I headed to Erev Sukkot services on an elevated train, in the orange light of late afternoon turning treetops yellow and orange. Passing many neighborhoods, each different from the previous one, I listened to blues tunes and they seemed to fit. Often these are songs of total misery, pain and want, yet even standing on a crowded rush-hour train, you can’t help but feel good and tap your feet. Somehow in its depressing message, Kohelet is uplifting in its message this time of year. While not anywhere as simple or Pollyanna as the more pop music tune of Bobby McFerrin “Don’t worry be happy,” Kohelet’s message is really the same one with a stipulation:

13. The end of the matter, all has been heard. Be in awe of God, and keep his commandments; for this is the whole duty of man. 14. For God shall bring every deed into judgment, with every secret thing, whether it is good, or whether it is evil. [12:13-14]

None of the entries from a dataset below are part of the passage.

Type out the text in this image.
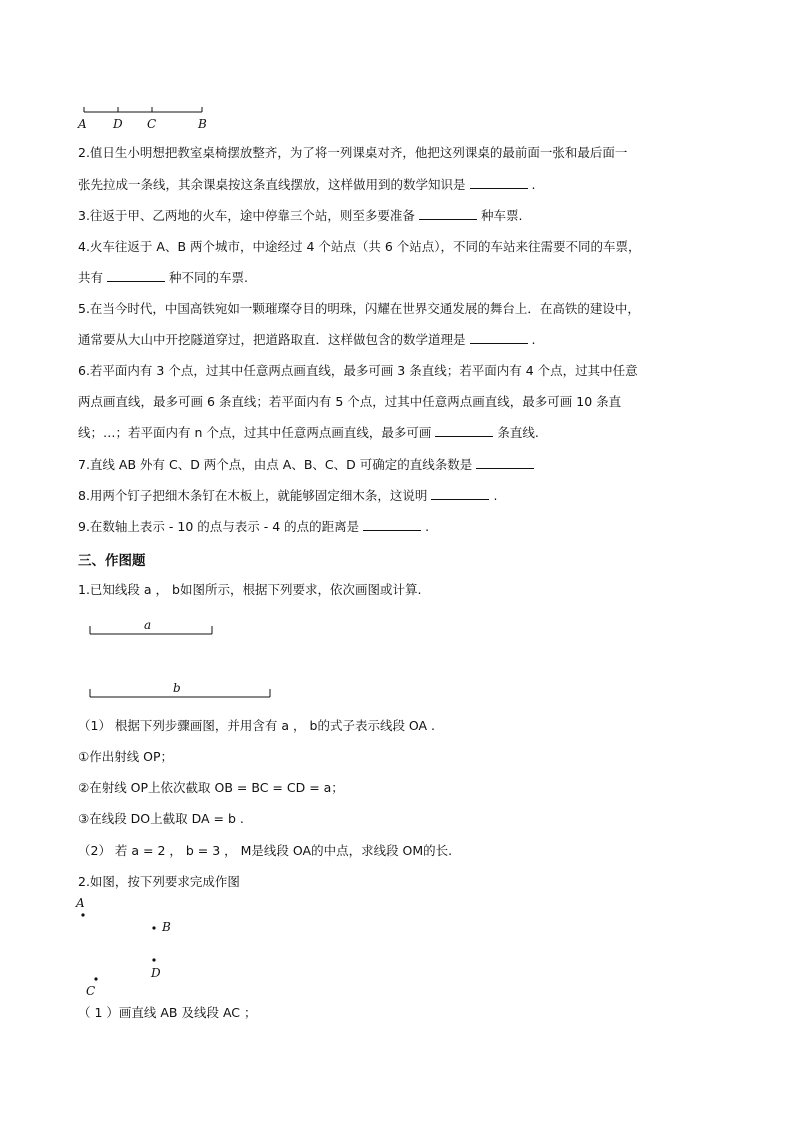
A D C	B
2.值日生小明想把教室桌椅摆放整齐，为了将一列课桌对齐，他把这列课桌的最前面一张和最后面一
张先拉成一条线，其余课桌按这条直线摆放，这样做用到的数学知识是	.
3.往返于甲、乙两地的火车，途中停靠三个站，则至多要准备	种车票.
4.火车往返于 A、B 两个城市，中途经过 4 个站点（共 6 个站点），不同的车站来往需要不同的车票，
共有	种不同的车票.
5.在当今时代，中国高铁宛如一颗璀璨夺目的明珠，闪耀在世界交通发展的舞台上．在高铁的建设中，
通常要从大山中开挖隧道穿过，把道路取直．这样做包含的数学道理是	.
6.若平面内有 3 个点，过其中任意两点画直线，最多可画 3 条直线；若平面内有 4 个点，过其中任意
两点画直线，最多可画 6 条直线；若平面内有 5 个点，过其中任意两点画直线，最多可画 10 条直
线；…；若平面内有 n 个点，过其中任意两点画直线，最多可画	条直线.
7.直线 AB 外有 C、D 两个点，由点 A、B、C、D 可确定的直线条数是
8.用两个钉子把细木条钉在木板上，就能够固定细木条，这说明	.
9.在数轴上表示 - 10 的点与表示 - 4 的点的距离是	.
三、作图题
1.已知线段 a ， b如图所示，根据下列要求，依次画图或计算.
a
b
（1） 根据下列步骤画图，并用含有 a ， b的式子表示线段 OA .
①作出射线 OP；
②在射线 OP上依次截取 OB = BC = CD = a；
③在线段 DO上截取 DA = b .
（2） 若 a = 2 ， b = 3 ， M是线段 OA的中点，求线段 OM的长.
2.如图，按下列要求完成作图
A
B
D
C
（ 1 ）画直线 AB 及线段 AC ；
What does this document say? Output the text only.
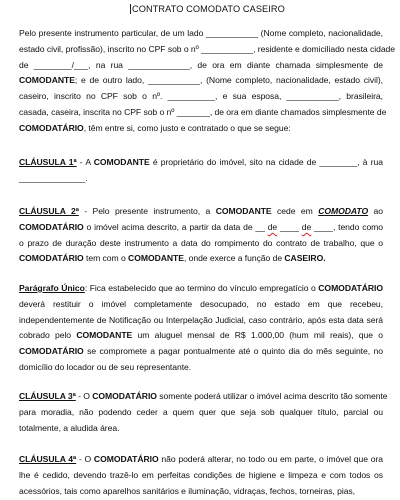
CONTRATO COMODATO CASEIRO

Pelo presente instrumento particular, de um lado ___________ (Nome completo, nacionalidade,
estado civil, profissão), inscrito no CPF sob o nº ___________, residente e domiciliado nesta cidade
de ________/___, na rua _____________, de ora em diante chamada simplesmente de
COMODANTE; e de outro lado, ___________, (Nome completo, nacionalidade, estado civil),
caseiro, inscrito no CPF sob o nº. __________, e sua esposa, ___________, brasileira,
casada, caseira, inscrita no CPF sob o nº _______, de ora em diante chamados simplesmente de
COMODATÁRIO, têm entre si, como justo e contratado o que se segue:

CLÁUSULA 1ª - A COMODANTE é proprietário do imóvel, sito na cidade de ________, à rua
______________.

CLÁUSULA 2ª - Pelo presente instrumento, a COMODANTE cede em COMODATO ao
COMODATÁRIO o imóvel acima descrito, a partir da data de __ de ____ de ____, tendo como
o prazo de duração deste instrumento a data do rompimento do contrato de trabalho, que o
COMODATÁRIO tem com o COMODANTE, onde exerce a função de CASEIRO.

Parágrafo Único: Fica estabelecido que ao termino do vínculo empregatício o COMODATÁRIO
deverá restituir o imóvel completamente desocupado, no estado em que recebeu,
independentemente de Notificação ou Interpelação Judicial, caso contrário, após esta data será
cobrado pelo COMODANTE um aluguel mensal de R$ 1.000,00 (hum mil reais), que o
COMODATÁRIO se compromete a pagar pontualmente até o quinto dia do mês seguinte, no
domicílio do locador ou de seu representante.

CLÁUSULA 3ª - O COMODATÁRIO somente poderá utilizar o imóvel acima descrito tão somente
para moradia, não podendo ceder a quem quer que seja sob qualquer título, parcial ou
totalmente, a aludida área.

CLÁUSULA 4ª - O COMODATÁRIO não poderá alterar, no todo ou em parte, o imóvel que ora
lhe é cedido, devendo trazê-lo em perfeitas condições de higiene e limpeza e com todos os
acessórios, tais como aparelhos sanitários e iluminação, vidraças, fechos, torneiras, pias,
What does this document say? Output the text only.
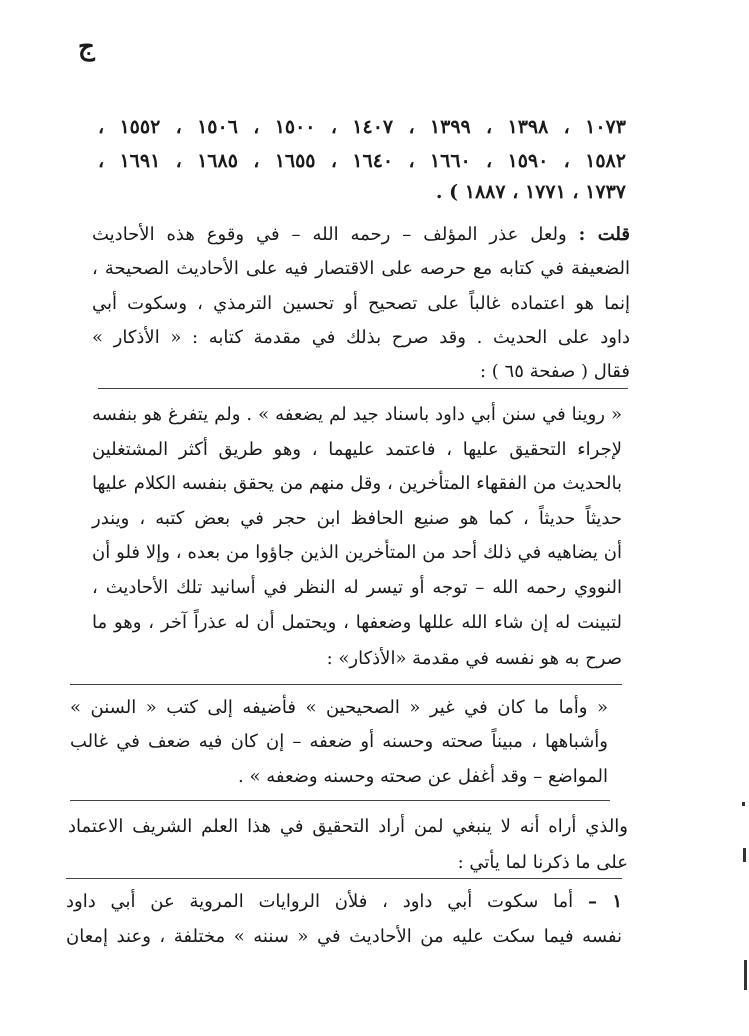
ج
١٠٧٣ ، ١٣٩٨ ، ١٣٩٩ ، ١٤٠٧ ، ١٥٠٠ ، ١٥٠٦ ، ١٥٥٢ ،
١٥٨٢ ، ١٥٩٠ ، ١٦٦٠ ، ١٦٤٠ ، ١٦٥٥ ، ١٦٨٥ ، ١٦٩١ ،
١٧٣٧ ، ١٧٧١ ، ١٨٨٧ ) .
قلت : ولعل عذر المؤلف – رحمه الله – في وقوع هذه الأحاديث
الضعيفة في كتابه مع حرصه على الاقتصار فيه على الأحاديث الصحيحة ،
إنما هو اعتماده غالباً على تصحيح أو تحسين الترمذي ، وسكوت أبي
داود على الحديث . وقد صرح بذلك في مقدمة كتابه : « الأذكار »
فقال ( صفحة ٦٥ ) :
« روينا في سنن أبي داود باسناد جيد لم يضعفه » . ولم يتفرغ هو بنفسه
لإجراء التحقيق عليها ، فاعتمد عليهما ، وهو طريق أكثر المشتغلين
بالحديث من الفقهاء المتأخرين ، وقل منهم من يحقق بنفسه الكلام عليها
حديثاً حديثاً ، كما هو صنيع الحافظ ابن حجر في بعض كتبه ، ويندر
أن يضاهيه في ذلك أحد من المتأخرين الذين جاؤوا من بعده ، وإلا فلو أن
النووي رحمه الله – توجه أو تيسر له النظر في أسانيد تلك الأحاديث ،
لتبينت له إن شاء الله عللها وضعفها ، ويحتمل أن له عذراً آخر ، وهو ما
صرح به هو نفسه في مقدمة «الأذكار» :
« وأما ما كان في غير « الصحيحين » فأضيفه إلى كتب « السنن »
وأشباهها ، مبيناً صحته وحسنه أو ضعفه – إن كان فيه ضعف في غالب
المواضع – وقد أغفل عن صحته وحسنه وضعفه » .
والذي أراه أنه لا ينبغي لمن أراد التحقيق في هذا العلم الشريف الاعتماد
على ما ذكرنا لما يأتي :
١ – أما سكوت أبي داود ، فلأن الروايات المروية عن أبي داود
نفسه فيما سكت عليه من الأحاديث في « سننه » مختلفة ، وعند إمعان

At the beginning of the year, we are to live a good year, and not be afraid to take chances and expand our possibilities. There really is little to fear, since there is only one ultimate outcome. Yet, we must always remember there is God, and while nothing else might have purpose, our adherence to the mitzvot do. I believe that Kohelet was wrong in one respect however, He wrote “there is nothing new under the sun” [1:9] Yet, As did R. Isaac in the name of R. Johanan [Ta’anit 5b], I believe differently, and there is something beyond death even in this world. We create memories, both good and bad which reflect and ripple out to others. The mitzvot do not just bring us closer to God, but also bring us closer to other humans to reflect in their joy. This is not only in the time we are in this world, but in the time we are not. Sukkot is a time to relate; to understand our relationship to everything outside of us. In the most open of structures we see the world around us in a way our brick walls and small windows never allow. The joy we spread on these days will be new under the sun. The pleasure we give others will be here forever, and even reflect in the world to come. We can take that with us.

May your Sukkot be a joyous one.

1 comment:

SAGReiss said...

Shlomo,

While your interpretation is a little flippant, I do not entirely disagree. I too like both Kohelet & Robert Johnson. I have proposed another textual & musical interpretation here:

http://www.sagreiss.org/ecclesiastes.htm

Would you happen to know of a resource where I could find a cantillated mp3 of Kohelet chapter 1?